The Film Gallery, Paris
Jonas Mekas
To New York With Love,
“When in 1949, after years of wars,
forced labor camps and displaced persons camps I landed in New York,
I was split in one thousand pieces.
It was New York that saved my sanity,
it was New York that helped me to begin to put myself together again.
Its people, its streets, its sounds, its energy, its poetry engulfed me, embraced me, and I,
thirsty and famished for it all, gave myself to it all, with no resistance.
These casual images are my love letter to New York.”
– Jonas Mekas
Programmed to celebrate the centennial of Jonas Mekas, Jonas Mekas 100!, the exhibition To New York With Love presents 21 offset lithographs and the screening of the film As I Was Moving Ahead Occasionally I Saw Brief Glimpses Of Beauty, 2000, 288 min by Jonas Mekas.
The centennial program is a joint international collaboration between leading art and cinema organisations, curators, publishers, the global network of Lithuanian cultural attachés, the Estate of Jonas Mekas, and the Lithuanian Culture Institute.

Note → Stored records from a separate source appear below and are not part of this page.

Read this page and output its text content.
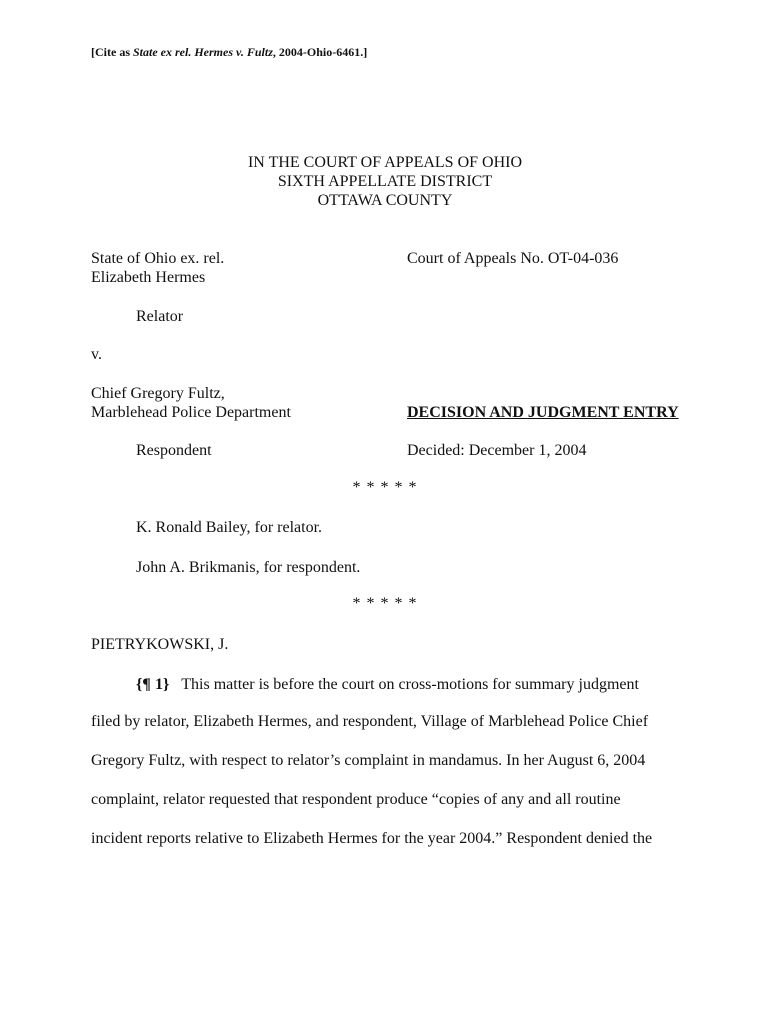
[Cite as State ex rel. Hermes v. Fultz, 2004-Ohio-6461.]
IN THE COURT OF APPEALS OF OHIO
SIXTH APPELLATE DISTRICT
OTTAWA COUNTY
State of Ohio ex. rel.
Elizabeth Hermes
Court of Appeals No. OT-04-036
Relator
v.
Chief Gregory Fultz,
Marblehead Police Department	DECISION AND JUDGMENT ENTRY
Respondent	Decided: December 1, 2004
* * * * *
K. Ronald Bailey, for relator.
John A. Brikmanis, for respondent.
* * * * *
PIETRYKOWSKI, J.
{¶ 1} This matter is before the court on cross-motions for summary judgment
filed by relator, Elizabeth Hermes, and respondent, Village of Marblehead Police Chief
Gregory Fultz, with respect to relator’s complaint in mandamus. In her August 6, 2004
complaint, relator requested that respondent produce “copies of any and all routine
incident reports relative to Elizabeth Hermes for the year 2004.” Respondent denied the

Jonas Mekas was invited to the Neiman Center in 2009 to produce a portfolio of images excerpted from Walden (Diaries, Notes, and Sketches) his 1969 experimental film, which chronicles scenes from his daily life as well as additional stills of his beloved New York City.
The 21 offset lithographs, To New York With Love, is a sensitive tribute to the city, a gift of poetic reminiscences to its viewers.
Mekas’s images – which range from seemingly banal pictures of teens playing in Central Park to Rockefeller Center’s bedazzled Christmas tree – retain the compositional form of the film strip.
Each print depicts three frames of film running vertically to highlight the subject’s subtly changing movements while sprocket holes and voiceprints occupy either side of the image. The voiceprint serves to remind the viewer of the sound once associated with the now static image.
“As I Was Moving Ahead, Occasionally I Saw Brief Glimpses of Beauty shows the emotions, the subtle sensations, the everyday joys as I perceived them in the voices, in the faces, in the small daily activities of people I met, observed, and lived with…
Things that I have recorded for years, as opposed to the spectacular, entertaining, sensational and dramatic activities that dominate much of contemporary cinema.
For all that, this film is not conceived as a documentary. It follows a tradition established by modern poet filmmakers.
I am interested in intensifying the fleeting moments of reality, filming and structuring my material in a personal way.
Particular importance was given to color, movement, rhythm and structure, essential elements in my research.”